The emergence of antimicrobial resistance during antibiotic treatment can occur in the infected organ system and/or in the endogenous normal gut flora (3). Antimicrobial agents, including fluoroquinolones, can be extensively excreted into the intestinal tract, exposing the normal host flora to antimicrobial selective pressure (i.e., inhibition of competing microflora). This may lead to a secondary development of antibiotic-resistant gut organisms (2, 3, 17). Klebsiella pneumoniae is an important opportunistic pathogen implicated in nosocomial bacterial infections (19). Epidemiological studies have shown that the majority of K. pneumoniae infections are often preceded by colonization of the patient's gastrointestinal tract by the bacteria (9, 10). Recent reports suggest that fluoroquinolone-resistant Klebsiella pneumoniae isolates are common in many long-term care facilities and hospitals and are often associated with multidrug-resistant phenotypes (11, 22). The origins of this resistant K. pneumoniae gut subpopulation deserve attention. A possible factor contributing to the emergence of a resistant subpopulation of K. pneumoniae in the gut could be inadequate treatment of a prior K. pneumoniae infection, with secondary gut colonization by K. pneumoniae. This K. pneumoniae strain may then expand in the gut flora due to the selective pressure of the antibiotic reaching the gut lumen. Factors such as the concentration of the antimicrobial in the intestinal tract, the duration of the antimicrobial therapy, and the associated degree of disruption of the microflora may influence the likelihood that K. pneumoniae-resistant strains will or will not emerge at the gut level (3, 21). In previous studies on rodent models of Escherichia coli thigh infection and K. pneumoniae lung infection, we showed that the bacterial load at the start of antimicrobial treatment plays an important role in the enrichment of resistant strains at the infection site (4, 8). With a low inoculum, an early start of antimicrobial treatment with marbofloxacin, an expanded-spectrum fluoroquinolone extensively used in veterinary medicine, prevented mutant enrichment at the infection site, whereas a late start of the antimicrobial treatment with a high inoculum led to the enrichment of the resistant mutant subpopulation. Moreover, we showed that the emergence of resistance was dependent on the total marbofloxacin dose and dosage regimen.

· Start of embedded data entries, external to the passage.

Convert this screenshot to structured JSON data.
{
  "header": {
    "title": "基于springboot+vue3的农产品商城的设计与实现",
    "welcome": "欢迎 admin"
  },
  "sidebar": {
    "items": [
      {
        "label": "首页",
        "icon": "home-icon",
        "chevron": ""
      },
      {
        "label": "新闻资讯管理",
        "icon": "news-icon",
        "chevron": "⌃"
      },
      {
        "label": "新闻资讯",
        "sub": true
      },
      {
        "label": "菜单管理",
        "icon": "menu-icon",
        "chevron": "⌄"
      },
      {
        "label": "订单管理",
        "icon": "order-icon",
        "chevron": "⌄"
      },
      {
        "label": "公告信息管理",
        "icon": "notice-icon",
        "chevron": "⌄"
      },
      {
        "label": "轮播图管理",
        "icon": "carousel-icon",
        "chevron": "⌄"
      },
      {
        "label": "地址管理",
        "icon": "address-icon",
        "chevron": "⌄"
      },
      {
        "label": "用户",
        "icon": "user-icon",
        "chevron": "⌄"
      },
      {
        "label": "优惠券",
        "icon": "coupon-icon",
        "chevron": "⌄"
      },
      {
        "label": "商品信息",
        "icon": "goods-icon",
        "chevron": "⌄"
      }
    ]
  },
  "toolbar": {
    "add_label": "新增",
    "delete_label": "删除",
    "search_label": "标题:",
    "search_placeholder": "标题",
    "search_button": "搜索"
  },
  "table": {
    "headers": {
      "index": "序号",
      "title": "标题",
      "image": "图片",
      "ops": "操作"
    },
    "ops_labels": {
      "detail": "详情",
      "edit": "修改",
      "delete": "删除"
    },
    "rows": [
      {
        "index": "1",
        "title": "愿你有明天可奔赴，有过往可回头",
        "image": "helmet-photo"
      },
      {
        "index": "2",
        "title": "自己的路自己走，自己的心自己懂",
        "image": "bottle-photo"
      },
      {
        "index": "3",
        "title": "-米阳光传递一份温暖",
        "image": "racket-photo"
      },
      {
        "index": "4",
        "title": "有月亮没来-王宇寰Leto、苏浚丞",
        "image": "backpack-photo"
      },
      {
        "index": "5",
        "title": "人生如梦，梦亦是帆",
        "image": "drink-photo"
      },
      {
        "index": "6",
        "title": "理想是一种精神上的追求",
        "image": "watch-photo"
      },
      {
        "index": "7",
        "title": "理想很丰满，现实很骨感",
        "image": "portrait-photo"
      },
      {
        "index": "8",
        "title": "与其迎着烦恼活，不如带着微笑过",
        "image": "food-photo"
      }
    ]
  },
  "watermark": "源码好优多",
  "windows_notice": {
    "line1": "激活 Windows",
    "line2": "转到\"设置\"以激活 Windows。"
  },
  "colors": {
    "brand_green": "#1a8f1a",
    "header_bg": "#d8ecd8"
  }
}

The aim of the present study was to assess, in a K. pneumoniae experimental infection model, the impact of different marbofloxacin dosage regimens on the commensal intestinal flora and to test the hypothesis that the critical site of emergence of resistance of a targeted lung pathogen during antibiotic treatment may be not the lung itself but the gut flora. With this as our aim, we developed a model of lung infection in gnotobiotic rats, with two inoculum sizes of K. pneumoniae, each treated with two different marbofloxacin dosage regimens. We chose to work with a gnotobiotic model harboring a Gram-positive and a Gram-negative bacterial population in the intestine.
The Escherichia coli and Enterococcus faecium strains used for the establishment of dixenic gut flora in rats came from pig samples from French slaughterhouses (AFSSA, Fougères, France), and K. pneumoniae ATCC 43 816 was used for the establishment of the lung infection.

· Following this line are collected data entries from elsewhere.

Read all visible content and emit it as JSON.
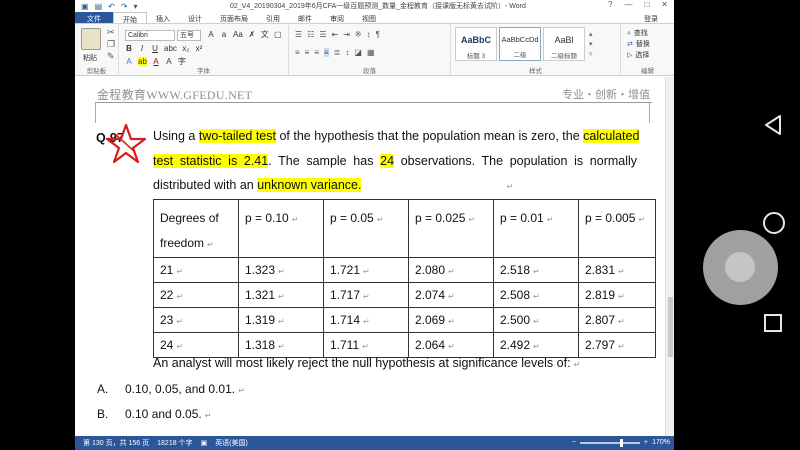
{
  "window": {
    "title": "02_V4_20190304_2019年6月CFA一级百题预测_数量_金程教育（接课版无标黄去试阶）- Word",
    "controls": [
      "?",
      "—",
      "□",
      "✕"
    ]
  },
  "quick_access": {
    "save_icon": "save-icon",
    "undo_icon": "undo-icon",
    "redo_icon": "redo-icon"
  },
  "tabs": [
    {
      "label": "文件",
      "kind": "file"
    },
    {
      "label": "开始",
      "kind": "active"
    },
    {
      "label": "插入",
      "kind": "normal"
    },
    {
      "label": "设计",
      "kind": "normal"
    },
    {
      "label": "页面布局",
      "kind": "normal"
    },
    {
      "label": "引用",
      "kind": "normal"
    },
    {
      "label": "邮件",
      "kind": "normal"
    },
    {
      "label": "审阅",
      "kind": "normal"
    },
    {
      "label": "视图",
      "kind": "normal"
    }
  ],
  "login_label": "登录",
  "ribbon": {
    "clipboard": {
      "paste_label": "粘贴",
      "group_label": "剪贴板"
    },
    "font": {
      "font_name": "Calibri",
      "font_size": "五号",
      "group_label": "字体"
    },
    "paragraph": {
      "group_label": "段落"
    },
    "styles": {
      "group_label": "样式",
      "items": [
        {
          "sample": "AaBbC",
          "name": "标题 3"
        },
        {
          "sample": "AaBbCcDd",
          "name": "二级"
        },
        {
          "sample": "AaBl",
          "name": "二级标题"
        }
      ]
    },
    "editing": {
      "group_label": "编辑",
      "items": [
        "查找",
        "替换",
        "选择"
      ]
    }
  },
  "document": {
    "header_left": "金程教育WWW.GFEDU.NET",
    "header_right": "专业・创新・增值",
    "question_number": "Q-97",
    "question_lines": [
      [
        {
          "t": "Using a ",
          "hl": false
        },
        {
          "t": "two-tailed test",
          "hl": true
        },
        {
          "t": " of the hypothesis that the population mean is zero, the ",
          "hl": false
        },
        {
          "t": "calculated",
          "hl": true
        }
      ],
      [
        {
          "t": "test statistic is 2.41",
          "hl": true
        },
        {
          "t": ". The sample has ",
          "hl": false
        },
        {
          "t": "24",
          "hl": true
        },
        {
          "t": " observations. The population is normally",
          "hl": false
        }
      ],
      [
        {
          "t": "distributed with an ",
          "hl": false
        },
        {
          "t": "unknown variance.",
          "hl": true
        }
      ]
    ],
    "table": {
      "header": [
        "Degrees of freedom",
        "p = 0.10",
        "p = 0.05",
        "p = 0.025",
        "p = 0.01",
        "p = 0.005"
      ],
      "rows": [
        [
          "21",
          "1.323",
          "1.721",
          "2.080",
          "2.518",
          "2.831"
        ],
        [
          "22",
          "1.321",
          "1.717",
          "2.074",
          "2.508",
          "2.819"
        ],
        [
          "23",
          "1.319",
          "1.714",
          "2.069",
          "2.500",
          "2.807"
        ],
        [
          "24",
          "1.318",
          "1.711",
          "2.064",
          "2.492",
          "2.797"
        ]
      ]
    },
    "prompt": "An analyst will most likely reject the null hypothesis at significance levels of:",
    "options": [
      {
        "letter": "A.",
        "text": "0.10, 0.05, and 0.01."
      },
      {
        "letter": "B.",
        "text": "0.10 and 0.05."
      }
    ]
  },
  "status_bar": {
    "page": "第 130 页，共 156 页",
    "words": "18218 个字",
    "language": "英语(美国)",
    "zoom": "170%",
    "zoom_level": 0.7
  }
}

Marbofloxacin powder was kindly provided by Vetoquinol, Lure, France.
Germfree male OFA rats (Charles River, L'Arbresle, France), at weights of 170 to 200 g, were housed individually in different sterile isolators, with a 12-h light/12-h dark cycle. Rats were fed ad libitum with an irradiated rodent chow (R03-40; UAR, Villemoisson, France) and were supplied with sterilized distilled water.

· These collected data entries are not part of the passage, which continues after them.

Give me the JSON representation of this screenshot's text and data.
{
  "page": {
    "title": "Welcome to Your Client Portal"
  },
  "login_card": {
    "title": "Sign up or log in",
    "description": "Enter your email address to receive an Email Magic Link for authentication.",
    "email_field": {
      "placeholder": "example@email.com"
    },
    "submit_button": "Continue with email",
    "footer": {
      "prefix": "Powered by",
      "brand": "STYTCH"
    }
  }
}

The germfree status of the rats was checked immediately after their reception and during the period of acclimatization (see “Bacteriological procedures”). After about 1 week, the rats were inoculated intragastrically with 1 ml of a saline (0.9% NaCl) suspension of a E. coli (109 CFU/ml) strain and 1 ml of a saline (0.9% NaCl) suspension of E. faecium (109 CFU/ml).
The experimental lung infection was produced as previously described (1, 8). Briefly, the trachea was cannulated, and the lungs were inoculated with 0.05 ml of a saline suspension (0.9% NaCl) of K. pneumoniae containing 2 × 106 CFU/ml (105 CFU total; group A) or 2 × 109 CFU/ml (108 CFU total; group B).
All animal procedures were conducted in accordance with accepted standards of animal care under agreement A 31909 for animal experimentation from the French Ministry of Agriculture.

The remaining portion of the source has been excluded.